Pina Ferro
“Non volevo solo punire Fiorillo, volevo fare di più. Io volevo gambizzarlo….”. A parlare in videoconferenza è il collaboratore di giustizia Sabino De Maio. L’udienza è quella del processo per il tentato omicidio di Vito Freda per il quale è ritenuto sia il mandante che l’esecutore Luciano Fiorillo, ex cognato del collaboratore di giustizia. L’agguato avvenne a Colliano.
E’ stato proprio Sabino De Maio a puntare il dito contro Fiorillo raccontando, a suo tempo, di aver saputo che questi avrebbe organizzato e messo in atto l’agguato che poi non è andato a buon fine.
Sabino De Maio nel rispondere alle domande del pubblico ministero e dell’avvocato della difesa ha ricostruito i rapporti che aveva instaurato con Fiorillo, quasi di fratellanza un tempo, e che poi sono deteriorati.
Nel testimoniare Sabino De Maio non ha lesinato di far percepire tutto il rancore che provava nei confronti di Fiorillo. Un tempo i due erano come due fratelli, cresciuti insieme. Un legame che si era rafforzato col matrimionio di Sabino con la sorella dell’amico d’infanzia. Tanti i rancori che de Maio nutriva nei confronti di Luciano Fiorillo. In aula il collaboratore ha raccontato di aver riconociuto l’ex cognato dinanzi alla sua abitazione di Montecorvino, mentre impugnava una pistola e tentava di mettere in atto un atto intimidatorio a suo danno. «Mi sono affacciato al balcone, dopo aver sentito alcune persone in strada che urlavano e dicevano “ha una pistola”. Ho visto Fiorillo scendere da un motorino davanti alla mia abitazione. Aveva un passamontagna e la pistola. Ho visto che ha sbagliato portone e si è diretto verso quello di mio padre».
“Se aveva un passamontagna come ha fatto a riconoscere Fiorillo” ha chiesto l’avvocato della difesa e, De Maio senza esitare ha risposto affermando di non avere dubbi, “era lui, lo conosco bene e l’ho riconosciuto anche allora”.

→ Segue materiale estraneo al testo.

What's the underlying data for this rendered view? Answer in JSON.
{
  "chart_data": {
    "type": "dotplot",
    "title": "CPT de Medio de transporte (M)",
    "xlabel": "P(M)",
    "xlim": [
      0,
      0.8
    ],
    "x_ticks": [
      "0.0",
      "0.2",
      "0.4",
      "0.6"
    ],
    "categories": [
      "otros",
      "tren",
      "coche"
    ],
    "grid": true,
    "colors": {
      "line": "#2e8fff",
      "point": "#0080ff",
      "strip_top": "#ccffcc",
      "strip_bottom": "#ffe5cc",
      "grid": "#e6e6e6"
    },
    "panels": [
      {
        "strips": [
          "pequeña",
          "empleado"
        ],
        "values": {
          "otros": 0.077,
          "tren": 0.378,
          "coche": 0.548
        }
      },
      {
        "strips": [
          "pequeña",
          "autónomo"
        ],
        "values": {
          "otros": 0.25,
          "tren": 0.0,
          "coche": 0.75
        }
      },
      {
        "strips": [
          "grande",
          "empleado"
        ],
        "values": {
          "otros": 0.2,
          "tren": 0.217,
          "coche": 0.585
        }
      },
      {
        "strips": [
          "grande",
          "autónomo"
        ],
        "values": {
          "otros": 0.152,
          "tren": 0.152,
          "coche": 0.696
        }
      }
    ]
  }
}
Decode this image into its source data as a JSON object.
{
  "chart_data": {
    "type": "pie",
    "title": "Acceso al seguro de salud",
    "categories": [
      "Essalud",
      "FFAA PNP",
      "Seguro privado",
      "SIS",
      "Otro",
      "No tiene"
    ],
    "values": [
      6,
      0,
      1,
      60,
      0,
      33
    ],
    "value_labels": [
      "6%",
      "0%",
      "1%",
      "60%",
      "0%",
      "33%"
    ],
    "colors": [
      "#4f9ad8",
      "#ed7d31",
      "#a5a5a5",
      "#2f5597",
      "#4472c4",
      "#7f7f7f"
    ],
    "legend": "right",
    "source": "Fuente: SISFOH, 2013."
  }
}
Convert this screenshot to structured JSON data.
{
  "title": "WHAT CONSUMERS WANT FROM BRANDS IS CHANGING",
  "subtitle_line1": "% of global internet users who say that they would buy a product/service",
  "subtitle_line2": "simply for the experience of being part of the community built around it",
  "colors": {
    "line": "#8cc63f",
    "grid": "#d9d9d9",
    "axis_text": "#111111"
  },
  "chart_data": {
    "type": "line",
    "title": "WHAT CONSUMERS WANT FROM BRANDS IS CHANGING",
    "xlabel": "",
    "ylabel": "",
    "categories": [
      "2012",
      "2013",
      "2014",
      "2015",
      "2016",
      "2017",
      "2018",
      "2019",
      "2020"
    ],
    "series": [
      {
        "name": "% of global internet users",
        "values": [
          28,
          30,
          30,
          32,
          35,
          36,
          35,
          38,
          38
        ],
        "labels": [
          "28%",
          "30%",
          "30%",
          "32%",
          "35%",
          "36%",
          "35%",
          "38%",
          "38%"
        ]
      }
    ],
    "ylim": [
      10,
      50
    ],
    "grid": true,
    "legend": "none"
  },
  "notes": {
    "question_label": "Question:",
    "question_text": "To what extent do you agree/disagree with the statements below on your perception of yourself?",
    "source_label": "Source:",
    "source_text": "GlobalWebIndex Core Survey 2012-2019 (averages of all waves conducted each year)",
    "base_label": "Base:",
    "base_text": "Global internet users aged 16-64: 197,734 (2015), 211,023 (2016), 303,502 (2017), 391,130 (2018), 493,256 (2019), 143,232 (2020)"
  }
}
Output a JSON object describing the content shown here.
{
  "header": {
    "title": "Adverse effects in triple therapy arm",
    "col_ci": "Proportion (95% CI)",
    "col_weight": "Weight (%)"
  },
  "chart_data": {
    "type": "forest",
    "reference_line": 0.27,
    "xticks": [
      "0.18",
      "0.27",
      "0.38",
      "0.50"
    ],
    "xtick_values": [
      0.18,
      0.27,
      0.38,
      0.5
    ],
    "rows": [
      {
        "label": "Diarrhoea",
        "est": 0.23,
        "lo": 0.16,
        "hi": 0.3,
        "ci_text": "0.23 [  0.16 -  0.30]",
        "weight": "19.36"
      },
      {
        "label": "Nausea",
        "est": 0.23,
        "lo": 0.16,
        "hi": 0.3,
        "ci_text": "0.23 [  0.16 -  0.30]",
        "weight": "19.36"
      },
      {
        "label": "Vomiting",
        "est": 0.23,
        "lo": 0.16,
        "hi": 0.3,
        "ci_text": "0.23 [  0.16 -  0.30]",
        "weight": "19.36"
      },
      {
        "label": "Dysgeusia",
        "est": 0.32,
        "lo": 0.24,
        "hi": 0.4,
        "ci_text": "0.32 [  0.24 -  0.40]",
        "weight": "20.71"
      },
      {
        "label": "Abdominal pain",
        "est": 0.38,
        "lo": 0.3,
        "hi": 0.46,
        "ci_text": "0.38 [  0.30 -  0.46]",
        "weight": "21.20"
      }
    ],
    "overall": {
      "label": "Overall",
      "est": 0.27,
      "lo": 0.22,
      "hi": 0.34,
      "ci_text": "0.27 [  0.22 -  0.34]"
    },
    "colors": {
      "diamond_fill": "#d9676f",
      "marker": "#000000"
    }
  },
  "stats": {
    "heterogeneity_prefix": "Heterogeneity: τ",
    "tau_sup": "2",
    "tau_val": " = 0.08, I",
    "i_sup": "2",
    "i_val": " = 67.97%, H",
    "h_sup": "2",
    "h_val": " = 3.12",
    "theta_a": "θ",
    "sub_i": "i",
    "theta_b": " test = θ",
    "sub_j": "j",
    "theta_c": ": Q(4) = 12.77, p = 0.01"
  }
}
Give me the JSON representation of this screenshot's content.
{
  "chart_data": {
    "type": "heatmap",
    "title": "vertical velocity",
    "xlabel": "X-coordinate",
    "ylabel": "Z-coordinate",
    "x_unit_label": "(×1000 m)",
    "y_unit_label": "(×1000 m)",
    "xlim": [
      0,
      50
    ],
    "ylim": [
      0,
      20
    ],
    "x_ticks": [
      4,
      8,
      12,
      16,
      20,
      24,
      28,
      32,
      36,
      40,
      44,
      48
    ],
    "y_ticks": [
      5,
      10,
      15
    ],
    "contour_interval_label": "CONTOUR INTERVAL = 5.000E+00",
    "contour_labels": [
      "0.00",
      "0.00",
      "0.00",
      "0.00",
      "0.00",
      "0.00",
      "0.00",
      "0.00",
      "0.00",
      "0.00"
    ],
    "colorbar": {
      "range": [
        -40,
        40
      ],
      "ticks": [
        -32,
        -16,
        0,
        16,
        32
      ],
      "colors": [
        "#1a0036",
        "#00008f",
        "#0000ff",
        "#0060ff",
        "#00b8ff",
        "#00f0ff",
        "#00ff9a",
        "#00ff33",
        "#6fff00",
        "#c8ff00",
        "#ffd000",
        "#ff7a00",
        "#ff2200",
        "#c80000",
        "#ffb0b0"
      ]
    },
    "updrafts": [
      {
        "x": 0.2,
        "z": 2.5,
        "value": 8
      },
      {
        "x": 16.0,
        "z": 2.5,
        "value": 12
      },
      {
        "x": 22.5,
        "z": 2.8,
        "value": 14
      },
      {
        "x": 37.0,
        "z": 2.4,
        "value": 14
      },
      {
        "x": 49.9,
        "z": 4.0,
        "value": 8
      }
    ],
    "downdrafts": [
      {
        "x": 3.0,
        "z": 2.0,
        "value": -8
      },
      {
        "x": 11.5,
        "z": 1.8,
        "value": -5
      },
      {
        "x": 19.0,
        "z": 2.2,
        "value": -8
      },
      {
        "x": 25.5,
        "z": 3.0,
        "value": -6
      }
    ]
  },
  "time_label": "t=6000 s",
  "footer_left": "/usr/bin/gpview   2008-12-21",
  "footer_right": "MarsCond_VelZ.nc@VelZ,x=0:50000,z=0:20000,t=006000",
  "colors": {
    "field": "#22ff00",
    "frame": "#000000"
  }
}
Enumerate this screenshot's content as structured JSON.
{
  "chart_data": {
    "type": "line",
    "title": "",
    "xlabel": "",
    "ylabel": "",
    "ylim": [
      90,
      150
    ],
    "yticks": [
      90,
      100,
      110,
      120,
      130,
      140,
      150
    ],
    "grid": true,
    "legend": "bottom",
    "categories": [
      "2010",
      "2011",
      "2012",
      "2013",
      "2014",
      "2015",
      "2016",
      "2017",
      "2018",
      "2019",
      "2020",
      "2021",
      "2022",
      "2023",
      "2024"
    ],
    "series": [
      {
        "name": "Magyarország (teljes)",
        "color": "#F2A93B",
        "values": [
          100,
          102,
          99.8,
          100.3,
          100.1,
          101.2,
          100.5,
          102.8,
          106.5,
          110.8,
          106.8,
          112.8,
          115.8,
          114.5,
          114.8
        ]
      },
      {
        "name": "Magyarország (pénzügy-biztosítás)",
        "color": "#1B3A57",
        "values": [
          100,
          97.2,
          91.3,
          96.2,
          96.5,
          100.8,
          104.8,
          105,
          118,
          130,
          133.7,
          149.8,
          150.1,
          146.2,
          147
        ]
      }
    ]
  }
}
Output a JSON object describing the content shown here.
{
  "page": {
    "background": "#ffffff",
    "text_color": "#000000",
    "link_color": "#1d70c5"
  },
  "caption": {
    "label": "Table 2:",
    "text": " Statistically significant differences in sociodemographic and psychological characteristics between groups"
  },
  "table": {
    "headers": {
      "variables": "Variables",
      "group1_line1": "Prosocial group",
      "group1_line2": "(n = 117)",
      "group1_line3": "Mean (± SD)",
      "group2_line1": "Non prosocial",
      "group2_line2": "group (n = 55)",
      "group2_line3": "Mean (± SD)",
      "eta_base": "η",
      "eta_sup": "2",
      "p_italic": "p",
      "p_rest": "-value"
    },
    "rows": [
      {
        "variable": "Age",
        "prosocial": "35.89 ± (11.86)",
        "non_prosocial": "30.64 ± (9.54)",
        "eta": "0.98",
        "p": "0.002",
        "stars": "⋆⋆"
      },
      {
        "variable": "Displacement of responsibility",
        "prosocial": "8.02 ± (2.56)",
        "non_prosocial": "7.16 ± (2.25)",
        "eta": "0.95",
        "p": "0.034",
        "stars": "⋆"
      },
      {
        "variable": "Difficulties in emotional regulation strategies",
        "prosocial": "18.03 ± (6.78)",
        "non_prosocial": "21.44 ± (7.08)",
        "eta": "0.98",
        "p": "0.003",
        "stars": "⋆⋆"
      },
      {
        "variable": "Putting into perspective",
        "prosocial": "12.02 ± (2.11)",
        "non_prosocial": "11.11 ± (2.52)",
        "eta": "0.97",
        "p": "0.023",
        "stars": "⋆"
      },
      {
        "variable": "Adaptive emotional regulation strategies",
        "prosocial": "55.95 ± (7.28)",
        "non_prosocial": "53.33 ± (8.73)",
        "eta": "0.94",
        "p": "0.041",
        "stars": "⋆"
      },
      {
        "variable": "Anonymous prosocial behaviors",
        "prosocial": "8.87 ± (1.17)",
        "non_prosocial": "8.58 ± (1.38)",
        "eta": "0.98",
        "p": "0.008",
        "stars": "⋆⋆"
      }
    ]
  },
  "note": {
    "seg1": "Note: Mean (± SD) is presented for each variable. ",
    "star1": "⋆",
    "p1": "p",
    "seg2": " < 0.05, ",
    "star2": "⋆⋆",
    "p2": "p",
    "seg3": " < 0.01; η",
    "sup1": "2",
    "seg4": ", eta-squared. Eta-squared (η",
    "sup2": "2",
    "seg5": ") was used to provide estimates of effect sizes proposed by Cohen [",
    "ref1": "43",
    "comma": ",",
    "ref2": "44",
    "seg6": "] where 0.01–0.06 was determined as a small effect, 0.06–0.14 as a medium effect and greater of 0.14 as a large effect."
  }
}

E non ha tentennato neppure quando il legale dopo avergli fatto ammettere di non vedere con un occhio gli ha chiesto come faceva, alla luce delle sue condizioni, a non avere dubbi su chi fosse colui che impugnando una pistola si trovava dinanzi alla sua abitazione. “Era Fiorillo! Ne sono sicuro”. Secca la risposta di De Maio.
«I miei rapporti con Fiorillo sono cominciati a incrinarsi a partire dal 2006. Poi qualche anno dopo si sono rotti definitivamente. Io avevo aiutato Fiorillo concedendogli lo spaccio in alcune piazze, ma lui ha tenuto tutto per se». Già in precedenza il collaboratore aveva spiegato che dall’ex cognato si sarebbe aspettato che questi gli consegnasse una parte dei proventi dell’attività di spaccio. Attività che lo aveva arricchito non poco. Invece ciò non accadde. Tanti i rancori, molti di natura personale. Rabbia che lo avevano indotto addirittura ad organizzare, nel 2008, un agguato a suo danno. Agguato che doveva essere posto in atto con la complicità di Biagio Parisi e Francesco Cesaro così come riportato in uno dei tanti verbali di collaborazione.
Sabino De Maio alla Corte ha poi spiegato di essere stato prima un solidale del clan Pecoraro Renna e successivamente un promotore dell’organizzazione presente sul territorio della Piana del Sele. Le attività principale erano quelle dello spaccio e delle estorsioni. La decisione di collaborare con la giustizia sarebbe arrivata mentre era detenuto ad Oristano. Era il maggio del 2017 quando ha reso le prime dichiarazioni. Dalla Sardegna, dove era detenuto per una pena definitiva, fu trasferito a Salerno per prendere parte ad un’udienza. Da allora ha cominciato a raccontare fatti, e crimini compiuti in nome del clan da lui e da altri. Molte delle cose che fino ad oggi ha riferito ai giudici sono per “sentito dire”. Fatti e circostanze che gli sarebbero state riferite dai suoi uomini. Così come per l’agguato a Fiorillo.Fuorono i suoi uomini a dirgli cosa era accuto, quegli stessi uomini a cui aveva “ordinato” di tenere d’occhio l’ex cognato.